We faced lots of challenges as we wrangled this data into a usable shape. Here are some of our adventures...

Cleaning the Data

Our main two datasets were a Housing Violations and a Student Addresses dataset.

When it came to cleaning the Housing Violations dataset, there was little bit of fighting, as we found some latitude and longitude locations that didn't make sense for the Boston latitude and longitude range. Additionally, we edited the ranges of years to match typical Boston College school years.

But for Student Addresses, we had to work a lot harder. Student Addresses was a dataset generated by forms from colleges for compliance every year, where students would list where they were living off campus and their addresses, along with other statuses i.e. part/full time, etc.

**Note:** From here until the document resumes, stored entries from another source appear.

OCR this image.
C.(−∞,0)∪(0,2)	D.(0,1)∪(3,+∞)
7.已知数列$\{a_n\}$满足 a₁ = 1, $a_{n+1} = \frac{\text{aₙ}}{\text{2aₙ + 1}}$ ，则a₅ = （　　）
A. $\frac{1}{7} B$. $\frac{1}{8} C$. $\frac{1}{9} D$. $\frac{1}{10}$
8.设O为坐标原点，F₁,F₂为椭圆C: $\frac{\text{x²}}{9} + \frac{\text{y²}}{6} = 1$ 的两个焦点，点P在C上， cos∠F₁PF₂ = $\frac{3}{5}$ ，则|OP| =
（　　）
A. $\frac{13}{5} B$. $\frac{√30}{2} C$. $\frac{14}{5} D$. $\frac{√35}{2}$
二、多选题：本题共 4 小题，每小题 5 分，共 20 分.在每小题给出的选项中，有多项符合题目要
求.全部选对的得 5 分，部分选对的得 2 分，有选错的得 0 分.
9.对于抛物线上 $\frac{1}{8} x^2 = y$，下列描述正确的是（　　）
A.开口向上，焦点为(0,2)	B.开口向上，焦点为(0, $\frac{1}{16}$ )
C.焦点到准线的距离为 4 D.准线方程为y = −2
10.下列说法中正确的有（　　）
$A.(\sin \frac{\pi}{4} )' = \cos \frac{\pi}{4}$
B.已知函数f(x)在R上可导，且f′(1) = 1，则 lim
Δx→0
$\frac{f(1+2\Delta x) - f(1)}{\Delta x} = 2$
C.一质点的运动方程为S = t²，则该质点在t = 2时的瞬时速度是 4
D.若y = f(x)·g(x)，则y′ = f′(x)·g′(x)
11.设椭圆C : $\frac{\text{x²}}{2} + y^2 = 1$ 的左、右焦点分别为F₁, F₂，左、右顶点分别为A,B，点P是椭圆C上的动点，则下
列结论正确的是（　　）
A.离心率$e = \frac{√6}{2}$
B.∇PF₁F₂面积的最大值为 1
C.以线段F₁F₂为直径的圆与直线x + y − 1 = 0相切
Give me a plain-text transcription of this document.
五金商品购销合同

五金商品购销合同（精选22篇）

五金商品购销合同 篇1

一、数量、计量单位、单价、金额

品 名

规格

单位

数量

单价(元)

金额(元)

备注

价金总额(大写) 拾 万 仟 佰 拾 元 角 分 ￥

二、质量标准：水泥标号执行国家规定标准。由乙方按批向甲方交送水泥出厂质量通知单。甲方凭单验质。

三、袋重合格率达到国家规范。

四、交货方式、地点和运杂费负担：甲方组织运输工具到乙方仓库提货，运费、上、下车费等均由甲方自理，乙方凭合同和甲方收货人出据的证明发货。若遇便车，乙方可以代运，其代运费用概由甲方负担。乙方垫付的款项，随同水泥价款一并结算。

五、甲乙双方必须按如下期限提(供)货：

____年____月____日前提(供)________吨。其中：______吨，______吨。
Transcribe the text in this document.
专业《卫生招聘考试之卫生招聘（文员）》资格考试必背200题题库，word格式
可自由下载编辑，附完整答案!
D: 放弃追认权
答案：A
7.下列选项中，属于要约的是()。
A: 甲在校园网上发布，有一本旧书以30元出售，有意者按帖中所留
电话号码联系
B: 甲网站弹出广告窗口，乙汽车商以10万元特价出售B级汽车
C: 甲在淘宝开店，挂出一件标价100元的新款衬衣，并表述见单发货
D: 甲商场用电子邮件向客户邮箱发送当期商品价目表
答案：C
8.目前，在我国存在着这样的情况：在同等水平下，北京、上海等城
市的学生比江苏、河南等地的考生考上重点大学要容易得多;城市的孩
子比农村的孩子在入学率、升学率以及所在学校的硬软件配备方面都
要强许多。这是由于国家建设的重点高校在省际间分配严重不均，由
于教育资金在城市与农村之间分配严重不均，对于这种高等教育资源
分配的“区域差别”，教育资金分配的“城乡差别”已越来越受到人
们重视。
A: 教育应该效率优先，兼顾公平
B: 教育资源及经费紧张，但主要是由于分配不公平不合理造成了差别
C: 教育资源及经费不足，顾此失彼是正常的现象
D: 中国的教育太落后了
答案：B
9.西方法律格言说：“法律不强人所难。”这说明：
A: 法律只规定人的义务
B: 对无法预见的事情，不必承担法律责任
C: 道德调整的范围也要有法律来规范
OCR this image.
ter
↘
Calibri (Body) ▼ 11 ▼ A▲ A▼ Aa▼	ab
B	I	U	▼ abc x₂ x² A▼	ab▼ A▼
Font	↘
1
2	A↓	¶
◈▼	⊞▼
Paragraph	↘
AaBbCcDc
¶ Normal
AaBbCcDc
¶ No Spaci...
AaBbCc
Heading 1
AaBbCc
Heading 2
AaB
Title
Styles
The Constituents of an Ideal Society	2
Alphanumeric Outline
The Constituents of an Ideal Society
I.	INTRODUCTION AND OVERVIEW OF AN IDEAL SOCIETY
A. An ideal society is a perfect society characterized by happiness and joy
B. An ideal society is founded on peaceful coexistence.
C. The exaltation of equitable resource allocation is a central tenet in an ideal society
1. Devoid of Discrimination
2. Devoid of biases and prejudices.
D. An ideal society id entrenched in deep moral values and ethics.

However, we found enormous variability with the input of addresses, and unlike our Housing Violations dataset, Student Addresses didn't have precise latitude and longitude coordinates. Rianna cleaned the columns and separated them best for the API, but there were still little cases that were missed with our method of cleaning the data (matching on potential words with a dictionary like "str" vs. "str." vs. "st." and replacing with "street" or separting out long lines incorrectly placed like a "Commonwealth Avenue Apt 5" in the Street Name column that should be separated into Street Name, Prefix, and Unit separately) resulted in some of our data not translating well to the API.

For example in 2022-2023 and 2023-2024 school years respectively, around 1440 af the 11000+ student addresses had to be discarded due to not successfully getting a latitude and longitude from the API. More on this can be found within the "Colab API Running File" within the Github.



Further Steps

Interactive Graphs

For the sake of time and our experiences, we used static graphs for plotting the locations of students and housing violations. However, it would be much more useful to use something like Folium in the future to interact with a real map and zoom in on specific addresses, especially since that could help with further contextualization of neighborhoods or other key things like school locations.

Dealing with an API

We used the free Geocoding API(https://geocode.maps.co/docs/) which offers a free plan for geocoding addresses from the readable, human format to the latitude and longitude version. However, the free plan restricts requests to a certain amount per second, and to accomodate this, often our API code ran for hours upon hours.

Finding a more accurate API or one that doesn't have a payment cap on requests per second could greatly increase this speed for converting the addresses to plotable points. Form creators should also take our example as motivation to demand more precision from form submitters, as that would greatly decrease the time that data scientists take on cleaning, especially qualitative data.

Additional Violation Types

We dissected the main Housing Violations Reports in Boston, but it is worth adding other violation types like 311 calls in Boston. Additionally, we found that certain violations seem to be concentrated in certain areas consistently throughout different years, so learning more about how a violation is evaluated and why there are certain areas where certain violations are would be key to explore further.